Uma São Paulo com mais lixões, dos quais saem baratas e ratos em proporções bem acima das que a população se acostumou a ver. Esse cenário de filme de terror está entre os pintados por opositores de uma medida que, à primeira vista, soa bastante simpática: a extinção das sacolas plásticas distribuídas em supermercados paulistanos. OK, mas que tipo de matemática é capaz de transformar uma iniciativa de defesa do meio ambiente num problema de saúde pública?
Vamos ao primeiro elemento da equação. Está prevista para segunda (9) a assinatura de um acordo entre o governo do estado e a Associação Paulista de Supermercados (Apas) para que as bolsas plásticas deem lugar a uma versão biodegradável, feita de amido de milho — as primeiras demoram 300 anos para se decompor, enquanto as ecocorretas duram apenas 120 dias. Embora não tenha caráter de lei, a regra conta com apoio de pesos-pesados do setor, como o Grupo Pão de Açúcar, o Carrefour e o Walmart. Ninguém em sã consciência há de questionar a importância que a medida tem para o meio ambiente, principalmente diante do fato de que, no Brasil, são usadas por ano 135 milhões de sacolas.

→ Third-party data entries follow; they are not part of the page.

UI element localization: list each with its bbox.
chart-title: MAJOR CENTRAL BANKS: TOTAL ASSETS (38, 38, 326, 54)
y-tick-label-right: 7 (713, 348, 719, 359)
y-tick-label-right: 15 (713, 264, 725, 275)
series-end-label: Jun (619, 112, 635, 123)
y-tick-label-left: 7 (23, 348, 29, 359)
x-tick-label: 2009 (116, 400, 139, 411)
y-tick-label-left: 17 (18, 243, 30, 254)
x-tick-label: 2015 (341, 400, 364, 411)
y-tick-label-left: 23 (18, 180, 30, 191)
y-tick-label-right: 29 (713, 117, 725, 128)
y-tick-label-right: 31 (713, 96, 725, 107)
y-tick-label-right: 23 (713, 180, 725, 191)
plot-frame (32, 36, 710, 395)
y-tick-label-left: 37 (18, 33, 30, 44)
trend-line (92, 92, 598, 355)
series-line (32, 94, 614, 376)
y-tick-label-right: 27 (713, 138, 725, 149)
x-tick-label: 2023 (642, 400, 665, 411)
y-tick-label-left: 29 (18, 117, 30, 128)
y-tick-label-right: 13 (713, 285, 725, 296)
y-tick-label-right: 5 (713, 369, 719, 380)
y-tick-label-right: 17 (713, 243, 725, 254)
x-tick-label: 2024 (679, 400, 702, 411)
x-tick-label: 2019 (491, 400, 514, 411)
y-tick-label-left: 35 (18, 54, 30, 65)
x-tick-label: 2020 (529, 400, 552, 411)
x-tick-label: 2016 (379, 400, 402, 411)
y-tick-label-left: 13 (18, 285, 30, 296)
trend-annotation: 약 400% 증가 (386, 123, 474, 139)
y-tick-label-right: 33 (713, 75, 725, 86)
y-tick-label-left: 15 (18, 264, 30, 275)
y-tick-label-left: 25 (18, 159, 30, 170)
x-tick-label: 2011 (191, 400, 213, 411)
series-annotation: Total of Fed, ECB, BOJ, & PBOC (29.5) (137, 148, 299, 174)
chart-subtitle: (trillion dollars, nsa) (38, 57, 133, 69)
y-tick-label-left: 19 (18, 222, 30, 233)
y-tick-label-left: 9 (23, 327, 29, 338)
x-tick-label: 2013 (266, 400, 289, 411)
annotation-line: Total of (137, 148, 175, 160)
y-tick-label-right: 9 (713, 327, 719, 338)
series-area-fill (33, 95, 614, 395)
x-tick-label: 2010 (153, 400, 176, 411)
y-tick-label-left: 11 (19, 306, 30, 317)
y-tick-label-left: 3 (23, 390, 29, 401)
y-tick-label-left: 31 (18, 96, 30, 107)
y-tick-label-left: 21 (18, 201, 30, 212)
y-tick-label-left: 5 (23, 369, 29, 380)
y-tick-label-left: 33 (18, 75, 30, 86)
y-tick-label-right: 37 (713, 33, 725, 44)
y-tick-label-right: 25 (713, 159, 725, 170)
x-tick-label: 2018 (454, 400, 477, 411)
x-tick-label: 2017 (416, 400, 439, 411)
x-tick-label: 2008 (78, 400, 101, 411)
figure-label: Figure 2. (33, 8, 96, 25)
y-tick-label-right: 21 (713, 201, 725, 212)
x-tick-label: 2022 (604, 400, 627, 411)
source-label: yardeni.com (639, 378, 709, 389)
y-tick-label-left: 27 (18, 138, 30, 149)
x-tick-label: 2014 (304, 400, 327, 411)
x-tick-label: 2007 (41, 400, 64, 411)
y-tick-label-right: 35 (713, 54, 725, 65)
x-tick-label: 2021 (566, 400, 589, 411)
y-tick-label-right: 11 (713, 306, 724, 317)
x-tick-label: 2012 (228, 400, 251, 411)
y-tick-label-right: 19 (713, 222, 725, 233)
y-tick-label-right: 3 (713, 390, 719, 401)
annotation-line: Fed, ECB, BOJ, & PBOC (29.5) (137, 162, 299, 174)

+ Conheça alternativas às sacolas plásticas oferecidas em São Paulo
Só que a conta terá de ser paga pelo consumidor. E é aí que começa a se desenhar a ideia descrita no começo deste texto. Os clientes poderão, naturalmente, levar ao mercado suas próprias bolsas retornáveis (a turma da moda já se empolga com a ideia de usar sacolas antiguinhas de feira, por exemplo). Quem não o fizer, no entanto, precisará pagar 19 centavos por unidade da versão de amido de milho. “As classes altas provavelmente não darão bola para esse custo extra, mas e as pessoas de menor poder aquisitivo?”, afirma Miguel Baiense, opositor da medida que, não por acaso, é presidente do Instituto Sócio-Ambiental dos Plásticos, a Plastivida. Além disso, quem antes reaproveitava o plástico para jogar lixo fora, precisará comprar sacos para a mesma finalidade. “O recomendável seriam os também biodegradáveis ou os reciclados”, diz Paulo Pianez, diretor de sustentabilidade do Grupo Carrefour.
Custo embutido
Cada saco de lixo desses custa 50 centavos — as grandes redes de supermercados pagam pelas de plástico 2 centavos a unidade. O médico veterinário e higienista ambiental Angelo Boggio, que ganhou o apelido de Doutor Ratão por sua especialidade em eliminar roedores e outras pragas, acredita que sem as sacolinhas parte da população começará a despejar detritos em lugares impróprios, como terrenos baldios ou mesmo tonéis — era assim antes de se tornar comum o uso de sacolas plásticas, na década de 80. “Nesses locais, poderá mesmo haver proliferação de ratos e baratas”, avalia. “E, consequentemente, as doenças trazidas por eles.”
Segundo o presidente da Apas, João Galassi, não é bem assim. “As pessoas hoje já pagam pelas sacolas, mas o valor está embutido nas mercadorias”, defende. “É possível que os preços dos produtos diminuam.” Pode soar como papo de comerciante, e até certo ponto é mesmo. Porém, alguns estabelecimentos já oferecem descontos a quem abre mão das “vilãs” feitas de plástico. O Walmart, por exemplo, dá crédito de 3 centavos a cada cinco produtos que o cliente leve em sua própria sacola. O Pão de Açúcar desconta 10 centavos, caso seja usado um saco retornável ou uma caixa de papelão para o transporte das compras.
Questão de educação
Para Gil Anderi da Silva, professor de Engenharia Química da USP e pesquisador de Gestão Ambiental, antes de riscar do mapa as sacolas plásticas seria necessário educar a população para seu uso. “O problema é o desperdício decorrente do fato de as sacolas serem gratuitas”, diz. Um dos caminhos apontados por ele seria apostar em aterros controlados em que as mesmas pudessem ser despejadas.
Uma pesquisa feita pelo Walmart em parceria com o Ministério do Meio Ambiente em outubro do ano passado constatou que, no estado de São Paulo, 33% dos entrevistados apoiam a iniciativa de não utilizar mais sacolas plásticas. No município de Jundiaí (SP), desde agosto do ano passado foi implantado um projeto-piloto da Apas. Houve 75% de aprovação dos consumidores, e a distribuição de sacolas diminuiu em 95%. Até o momento, sem registros de efeitos apocalípticos como o descrito no início da reportagem.